I fell onto this post https://mathoverflow.net/questions/77379/convex-hull-of-path-connected-sets.
The first answer is interesting and I can't find a simple argument to show that for $\mathbb R^2$ the convex hull is the set of convex combination of any two points of the path.
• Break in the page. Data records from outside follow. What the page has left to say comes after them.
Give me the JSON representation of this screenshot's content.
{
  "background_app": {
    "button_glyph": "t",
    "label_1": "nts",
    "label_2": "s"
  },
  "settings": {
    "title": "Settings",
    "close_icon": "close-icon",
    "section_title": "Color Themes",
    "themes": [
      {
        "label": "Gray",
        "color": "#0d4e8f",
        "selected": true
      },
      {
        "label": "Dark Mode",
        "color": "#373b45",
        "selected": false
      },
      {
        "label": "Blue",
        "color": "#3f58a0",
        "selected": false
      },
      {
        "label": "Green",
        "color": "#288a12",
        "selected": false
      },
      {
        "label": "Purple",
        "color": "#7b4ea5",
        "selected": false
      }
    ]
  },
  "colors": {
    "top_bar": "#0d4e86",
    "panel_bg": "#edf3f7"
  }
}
Any one have an idea ? I am more interesting in a proof using intermediate value theorem or fixed point theorem (or something like that) than a proof by construction (this should be fairly straight forward but a bit messy).
Okay: Assume $\gamma:[0,1]\to \mathbb{R}^2$ is a path. In general $$ \textrm{co}(\gamma([0,1]))=\left\{\sum_{i=1}^n s_i \gamma(t_i)|\;n\in\mathbb{N},t_i\in[0,1],\sum_{i=1}^ns_i=1\right\}, $$ so we wish to prove that
$$ \left\{\sum_{i=1}^n s_i \gamma(t_i)|\;n\in\mathbb{N},t_i\in[0,1],s_i\geq 0,\sum_{i=1}^ns_i=1\right\}=\left\{s\gamma(t_1)+(1-s)\gamma(t_2)|\;t_i\in[0,1],s\geq 0\right\} $$ Let us prove this by induction on $n$. So let $t_1<t_2<t_3$ and $s_1,s_2,s_3$ such that $\sum_{i=1}^3 s_i=1$. Observe, thus $x=\sum_{i=1}^3 s_i \gamma(t_i)$. We claim that one of the three lines $sx+(1-s)\gamma(t_i)$ must intersect $\gamma$ twice for $s\geq 0$. Clearly, they all intersect $\gamma$ once.
Assume that the lines only intersect the curve once for $i\in \{1,2\}$, then, in particular, $\gamma(t_1)-x$ and $\gamma(t_3)-x$ are not colinear, and by an affine transformation, we may assume that $x=0$ and that $\gamma(t_1)=(1,0)$ and $\gamma(t_3)=(0,1)$. Thus, the transformed $\gamma$ needs to be a curve that only intersects $(-\infty,1]\times \{0\}$ and $\{0\}\times (-\infty,1]$ at times $t_1$ and $t_3$ respectively, yet there exists $t_2\in (t_1,t_3)$ such that $0$ lies in the convex hull of $\{(1,0),(0,1),\gamma(t_2)\}$. This implies both coordinates of $\gamma(t_2)$ are negative, contradicting the assumption that $\gamma$ intersects the prescribed lines only once.
Accordingly, there exists at least one $i\in \{1,3\}$, an $s> 0$ and $t_4\in [0,1]$ such that $sx+(1-s)\gamma(t_i)=\gamma(t_4)$. This implies that $x$ lies in the convex hull of $\gamma(t_i)$ and $\gamma(t_4)$.
Thus, for general $\sum_{i=1}^n s_i \gamma(t_i),$ assume, without loss of generality, that each $s_i\neq 0,$ and apply the previous step to $\sum_{i=n-2}^n s_i \gamma(t_i)$ and the curve $t\mapsto (\sum_{i=n-2}^n s_i)\gamma(t)$ to get $\gamma(t^*_1)$ and $\gamma(t^*_2)$ and $r>0$ such that $$ \sum_{i=n-2}^n s_i \gamma(t_i)=\sum_{i=n-2}^ns_i(r \gamma(t_1^*)+(1-r)\gamma(t_2^*)), $$ and thus, $$ \sum_{i=1}^n s_i\gamma(t_i)=\sum_{i=n-2}^ns_i(r \gamma(t_1^*)+(1-r)\gamma(t_2^*))+\sum_{i=1}^{n-3}s_i\gamma(t_i) $$ This finishes the proof by induction.